I am personally very fond of working on products that do involve complexity and many people. I loved working on spacecraft design, testing, and manufacturing at Jet Propulsion Laboratory. Hundreds of people were necessary, no one “owned” the products, and no one became rich from them. Nor could single individuals or small groups be thought to “design” them. I worked in design at General Motors a bit, and enjoyed the essential, if sometimes grudging, cooperation between the “engineers” and the “designers”. I was involved in testing at The Air Force Flight Test Center when in the Air Force, and again liked mingling and arguing with a wide range of specialists. When I came to Stanford I was involved in teaching systems engineering and have consulted a lot in connection with product design and development necessarily involving large numbers of people, many disciplines, and continual interactions between functions. I am a subscriber to the viewpoint that to best enjoy Silicon Valley these days, one should have a job in a large organizations (Stanford University in my case), and watch it, rather than experience it through working 24/7 on a start-up developing a highly specialized product . I must admit sometimes I do feel like a member of a minority.
To me, the products that are needed now in the U.S. have to do with transportation, energy, resource management, affordable and uplifting housing, medical care, and other such things that most of us realize need improving, but seem to be neglected with respect to building the “information revolution”. As an example, The U.S. lags terribly in trains. The BART system in the San Francisco is a good system, but needs extending, and upgrading so that one does not need to wear ear plugs. A north-south high-speed train is an obvious need in California, but is being held up by political wrangling. I no longer take U.S. highway 5 between San Francisco and Los Angeles, because it is two lanes each direction, and often both lanes are occupied by trucks heroically attempting to pass each other, even though they are both going as fast as they can. And flying? If you are lucky, four hours for one hour in the air.
Were I graduating from college these days, knowing what I now know, I would not try to start a company based on an app or a widget. Nor would I try to become incredibly wealthy (if I did, I might consider lottery tickets). Nor in fact, would I move to Silicon Valley. I would go to work for a reasonably large company in a nice and more affordable area that produces complicated and much needed products that will increase the quality of life for the human race. And the products would be bigger than a bread box.

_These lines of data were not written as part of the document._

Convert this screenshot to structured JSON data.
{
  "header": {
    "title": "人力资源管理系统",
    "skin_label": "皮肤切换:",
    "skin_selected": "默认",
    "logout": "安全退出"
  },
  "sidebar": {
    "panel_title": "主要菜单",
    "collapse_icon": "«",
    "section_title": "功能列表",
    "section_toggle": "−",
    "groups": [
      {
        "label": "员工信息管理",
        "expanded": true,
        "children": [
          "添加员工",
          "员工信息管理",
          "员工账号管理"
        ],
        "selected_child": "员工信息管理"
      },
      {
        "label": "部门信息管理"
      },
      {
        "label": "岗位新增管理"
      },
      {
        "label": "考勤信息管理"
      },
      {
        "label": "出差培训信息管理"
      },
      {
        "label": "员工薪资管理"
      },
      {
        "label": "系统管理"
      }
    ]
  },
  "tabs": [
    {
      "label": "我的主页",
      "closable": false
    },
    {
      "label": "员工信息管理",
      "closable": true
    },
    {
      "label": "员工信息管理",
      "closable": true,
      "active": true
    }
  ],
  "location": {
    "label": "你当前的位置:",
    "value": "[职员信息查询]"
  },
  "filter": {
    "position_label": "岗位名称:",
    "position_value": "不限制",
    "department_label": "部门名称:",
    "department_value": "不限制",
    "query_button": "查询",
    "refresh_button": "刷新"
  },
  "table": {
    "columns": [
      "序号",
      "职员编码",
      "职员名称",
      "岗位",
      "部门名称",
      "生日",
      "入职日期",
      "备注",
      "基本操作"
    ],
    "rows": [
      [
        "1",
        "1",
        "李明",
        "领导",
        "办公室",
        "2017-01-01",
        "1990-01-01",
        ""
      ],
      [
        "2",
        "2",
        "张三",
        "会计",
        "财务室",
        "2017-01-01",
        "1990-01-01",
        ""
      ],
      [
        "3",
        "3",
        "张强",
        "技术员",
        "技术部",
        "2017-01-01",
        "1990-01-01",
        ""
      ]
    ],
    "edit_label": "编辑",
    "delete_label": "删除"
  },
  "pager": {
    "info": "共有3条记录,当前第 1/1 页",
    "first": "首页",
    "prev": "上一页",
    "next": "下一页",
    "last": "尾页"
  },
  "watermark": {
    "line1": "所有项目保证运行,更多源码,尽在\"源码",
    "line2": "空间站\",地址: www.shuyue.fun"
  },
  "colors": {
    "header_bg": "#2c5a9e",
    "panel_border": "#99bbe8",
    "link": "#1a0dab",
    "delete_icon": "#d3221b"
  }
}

*For those of you who have never encountered a bread box, they were once a standard fixture in kitchens in which two or three loaves of bread would be kept to minimize the moisture loss (maybe 20 inches square and eight inches high. Bigger (or smaller) than a bread box used to be a commonly used rough magnitude measure. I like the expression and continue to use it around students, even though I pay the cost of explaining what a bread box is.